Jean-Michel Ropars rappelle encore la sensibilité d’Hitchcock au sujet (les nazis apparaissent dans sa filmographie en plusieurs endroits, et le réalisateur avait même fait un documentaire intitulé La mémoire des camps). Il signale aussi les « indices » collectés dans L’ombre d’un doute : bien sûr le film traite d’un mal que l’on pourrait qualifier d’absolu, l’oncle Charlie tente de tuer sa nièce en l’enfermant et en l’étouffant avec du gaz, plus secondaire, le thème musical associé au personnage de Joseph Cotten est autrichien…
Tout cela me rappelle l’idée qu’avec La corde, sorti en 1948 (c’est-à-dire après guerre), sur un assassinat, un corps disparu, une conversation mondaine faisant du « meurtre un privilège pour une minorité » et de « la victime un être inférieur » qui ne mérite pas de vivre, autrement dit « la victime parfaite du crime parfait », qu’en voyant La corde, disais-je, il était cette fois bel et bien question de Shoah.

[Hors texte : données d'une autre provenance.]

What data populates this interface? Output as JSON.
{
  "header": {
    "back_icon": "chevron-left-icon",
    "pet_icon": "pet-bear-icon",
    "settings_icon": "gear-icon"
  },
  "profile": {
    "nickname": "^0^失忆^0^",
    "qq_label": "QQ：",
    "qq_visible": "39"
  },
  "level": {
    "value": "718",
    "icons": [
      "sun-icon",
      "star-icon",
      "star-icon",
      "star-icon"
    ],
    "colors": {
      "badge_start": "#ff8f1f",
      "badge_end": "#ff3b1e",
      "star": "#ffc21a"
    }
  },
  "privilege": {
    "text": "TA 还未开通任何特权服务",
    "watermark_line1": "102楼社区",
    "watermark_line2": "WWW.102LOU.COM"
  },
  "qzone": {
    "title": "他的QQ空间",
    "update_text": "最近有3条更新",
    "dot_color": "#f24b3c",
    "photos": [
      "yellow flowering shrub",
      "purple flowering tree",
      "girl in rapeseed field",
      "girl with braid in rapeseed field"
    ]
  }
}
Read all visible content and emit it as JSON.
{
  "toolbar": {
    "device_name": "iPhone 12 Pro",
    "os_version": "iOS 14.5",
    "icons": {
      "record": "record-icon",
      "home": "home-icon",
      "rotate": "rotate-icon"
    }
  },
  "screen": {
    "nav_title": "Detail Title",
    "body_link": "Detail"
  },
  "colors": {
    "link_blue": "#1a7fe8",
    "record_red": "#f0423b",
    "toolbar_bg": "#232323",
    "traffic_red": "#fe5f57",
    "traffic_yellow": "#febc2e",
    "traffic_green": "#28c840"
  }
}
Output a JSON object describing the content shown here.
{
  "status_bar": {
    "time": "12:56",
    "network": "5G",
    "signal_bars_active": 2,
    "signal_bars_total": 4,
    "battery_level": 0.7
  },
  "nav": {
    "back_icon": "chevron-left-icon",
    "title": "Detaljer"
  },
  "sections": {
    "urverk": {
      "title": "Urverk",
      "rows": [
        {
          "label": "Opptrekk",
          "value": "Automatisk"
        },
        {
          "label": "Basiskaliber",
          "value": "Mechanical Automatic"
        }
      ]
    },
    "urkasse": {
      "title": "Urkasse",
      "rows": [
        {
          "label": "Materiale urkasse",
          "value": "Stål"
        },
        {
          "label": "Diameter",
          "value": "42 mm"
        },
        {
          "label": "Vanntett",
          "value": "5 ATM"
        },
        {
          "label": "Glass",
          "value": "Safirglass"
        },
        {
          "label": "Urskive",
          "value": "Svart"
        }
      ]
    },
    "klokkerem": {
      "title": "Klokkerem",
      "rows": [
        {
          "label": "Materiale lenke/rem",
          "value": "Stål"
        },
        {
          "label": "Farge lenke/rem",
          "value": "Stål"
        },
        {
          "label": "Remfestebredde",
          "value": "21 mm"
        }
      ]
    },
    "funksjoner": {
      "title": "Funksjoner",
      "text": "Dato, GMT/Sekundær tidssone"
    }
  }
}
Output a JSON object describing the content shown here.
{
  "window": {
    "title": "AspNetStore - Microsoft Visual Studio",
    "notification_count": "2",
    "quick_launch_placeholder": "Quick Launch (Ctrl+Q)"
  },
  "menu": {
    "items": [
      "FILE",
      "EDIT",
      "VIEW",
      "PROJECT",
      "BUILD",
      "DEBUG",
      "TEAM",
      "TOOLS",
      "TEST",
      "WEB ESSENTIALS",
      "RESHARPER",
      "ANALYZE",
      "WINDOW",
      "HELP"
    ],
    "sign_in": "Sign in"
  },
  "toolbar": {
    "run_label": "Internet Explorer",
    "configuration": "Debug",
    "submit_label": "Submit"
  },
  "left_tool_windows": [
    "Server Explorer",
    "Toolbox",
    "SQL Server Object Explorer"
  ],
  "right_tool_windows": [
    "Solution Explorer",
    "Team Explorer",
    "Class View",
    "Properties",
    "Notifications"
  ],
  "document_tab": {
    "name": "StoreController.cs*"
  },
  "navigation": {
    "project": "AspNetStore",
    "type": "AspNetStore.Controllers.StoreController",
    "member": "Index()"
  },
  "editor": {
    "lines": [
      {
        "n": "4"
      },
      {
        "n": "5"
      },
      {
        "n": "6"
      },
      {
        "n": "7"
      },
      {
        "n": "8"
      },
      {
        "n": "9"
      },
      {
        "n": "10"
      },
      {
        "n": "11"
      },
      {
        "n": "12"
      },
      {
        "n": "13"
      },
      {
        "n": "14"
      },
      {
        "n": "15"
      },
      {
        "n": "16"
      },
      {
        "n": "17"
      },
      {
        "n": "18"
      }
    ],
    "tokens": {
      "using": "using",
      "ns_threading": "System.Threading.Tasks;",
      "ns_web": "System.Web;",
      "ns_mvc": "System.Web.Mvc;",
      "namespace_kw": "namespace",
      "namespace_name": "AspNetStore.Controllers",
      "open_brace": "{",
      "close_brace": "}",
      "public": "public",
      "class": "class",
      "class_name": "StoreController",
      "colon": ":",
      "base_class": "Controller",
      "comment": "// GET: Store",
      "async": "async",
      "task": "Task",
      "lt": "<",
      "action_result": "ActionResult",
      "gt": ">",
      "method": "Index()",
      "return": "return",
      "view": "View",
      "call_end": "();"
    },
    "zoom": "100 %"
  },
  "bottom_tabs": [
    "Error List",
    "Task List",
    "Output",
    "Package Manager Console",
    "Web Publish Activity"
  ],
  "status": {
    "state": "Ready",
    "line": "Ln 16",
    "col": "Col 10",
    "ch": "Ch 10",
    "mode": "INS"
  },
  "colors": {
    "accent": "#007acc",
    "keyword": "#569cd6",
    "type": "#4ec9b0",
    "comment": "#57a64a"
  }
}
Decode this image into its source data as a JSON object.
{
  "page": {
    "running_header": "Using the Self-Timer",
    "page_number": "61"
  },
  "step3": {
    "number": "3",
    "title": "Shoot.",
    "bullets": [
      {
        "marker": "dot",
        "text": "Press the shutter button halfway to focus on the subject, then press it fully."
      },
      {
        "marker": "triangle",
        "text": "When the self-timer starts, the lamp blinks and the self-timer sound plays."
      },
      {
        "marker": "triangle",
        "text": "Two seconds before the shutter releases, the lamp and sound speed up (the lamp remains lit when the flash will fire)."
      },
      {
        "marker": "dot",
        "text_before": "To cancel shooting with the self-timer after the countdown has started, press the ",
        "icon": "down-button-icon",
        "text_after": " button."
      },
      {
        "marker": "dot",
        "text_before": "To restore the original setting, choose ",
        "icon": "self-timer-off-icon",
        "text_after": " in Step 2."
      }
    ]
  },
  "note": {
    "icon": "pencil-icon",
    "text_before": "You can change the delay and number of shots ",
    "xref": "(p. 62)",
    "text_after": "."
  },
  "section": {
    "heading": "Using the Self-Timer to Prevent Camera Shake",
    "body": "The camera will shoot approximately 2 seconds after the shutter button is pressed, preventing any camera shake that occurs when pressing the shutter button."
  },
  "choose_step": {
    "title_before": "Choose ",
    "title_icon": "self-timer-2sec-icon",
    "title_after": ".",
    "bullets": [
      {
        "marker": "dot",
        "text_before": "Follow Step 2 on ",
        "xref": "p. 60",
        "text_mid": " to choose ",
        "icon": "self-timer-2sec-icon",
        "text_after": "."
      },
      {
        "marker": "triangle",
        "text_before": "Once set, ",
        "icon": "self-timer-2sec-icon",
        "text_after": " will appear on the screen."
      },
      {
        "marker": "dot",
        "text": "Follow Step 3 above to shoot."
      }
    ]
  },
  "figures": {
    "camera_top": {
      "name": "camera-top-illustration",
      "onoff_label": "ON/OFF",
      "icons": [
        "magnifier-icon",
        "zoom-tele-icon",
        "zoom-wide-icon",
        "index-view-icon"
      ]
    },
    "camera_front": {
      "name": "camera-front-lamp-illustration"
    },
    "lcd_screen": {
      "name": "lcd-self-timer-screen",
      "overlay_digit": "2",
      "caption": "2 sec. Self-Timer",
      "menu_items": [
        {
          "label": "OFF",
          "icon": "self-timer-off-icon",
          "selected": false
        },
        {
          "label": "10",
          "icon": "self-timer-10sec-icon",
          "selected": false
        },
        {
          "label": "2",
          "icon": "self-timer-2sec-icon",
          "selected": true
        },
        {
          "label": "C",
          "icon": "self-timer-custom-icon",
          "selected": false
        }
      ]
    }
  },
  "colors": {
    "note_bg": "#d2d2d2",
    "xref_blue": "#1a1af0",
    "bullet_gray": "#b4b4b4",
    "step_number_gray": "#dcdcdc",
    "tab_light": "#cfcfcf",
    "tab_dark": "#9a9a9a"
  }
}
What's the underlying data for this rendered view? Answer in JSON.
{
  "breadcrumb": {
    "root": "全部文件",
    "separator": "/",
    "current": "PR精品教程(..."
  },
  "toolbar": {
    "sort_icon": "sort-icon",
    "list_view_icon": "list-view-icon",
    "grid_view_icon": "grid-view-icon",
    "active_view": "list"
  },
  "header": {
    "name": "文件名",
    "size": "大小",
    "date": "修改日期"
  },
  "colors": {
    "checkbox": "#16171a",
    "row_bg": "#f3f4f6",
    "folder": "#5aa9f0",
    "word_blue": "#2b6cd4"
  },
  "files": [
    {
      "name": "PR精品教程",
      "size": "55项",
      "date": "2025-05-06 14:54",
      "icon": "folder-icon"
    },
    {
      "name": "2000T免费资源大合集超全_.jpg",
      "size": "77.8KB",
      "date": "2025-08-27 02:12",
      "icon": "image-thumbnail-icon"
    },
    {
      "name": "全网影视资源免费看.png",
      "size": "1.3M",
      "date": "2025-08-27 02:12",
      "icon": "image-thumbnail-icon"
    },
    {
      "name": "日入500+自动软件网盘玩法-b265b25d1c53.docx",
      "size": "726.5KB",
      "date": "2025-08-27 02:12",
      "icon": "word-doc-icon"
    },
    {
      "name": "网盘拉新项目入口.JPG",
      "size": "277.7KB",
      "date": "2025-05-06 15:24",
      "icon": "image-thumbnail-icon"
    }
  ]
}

Merci pour ton analyse détaillée. Quel film ! Comme toi, j’avais pris énormément de plaisir la dernière fois que je l’ai vu à examiner ces plans qui semblent contenir tout un monde et évoquer en effet un mal pernicieux et insaisissable. J’ai plus de mal à y voir une évocation de la Shoah en revanche, bien que n’ayant pas lu l’article de Positif que tu cites.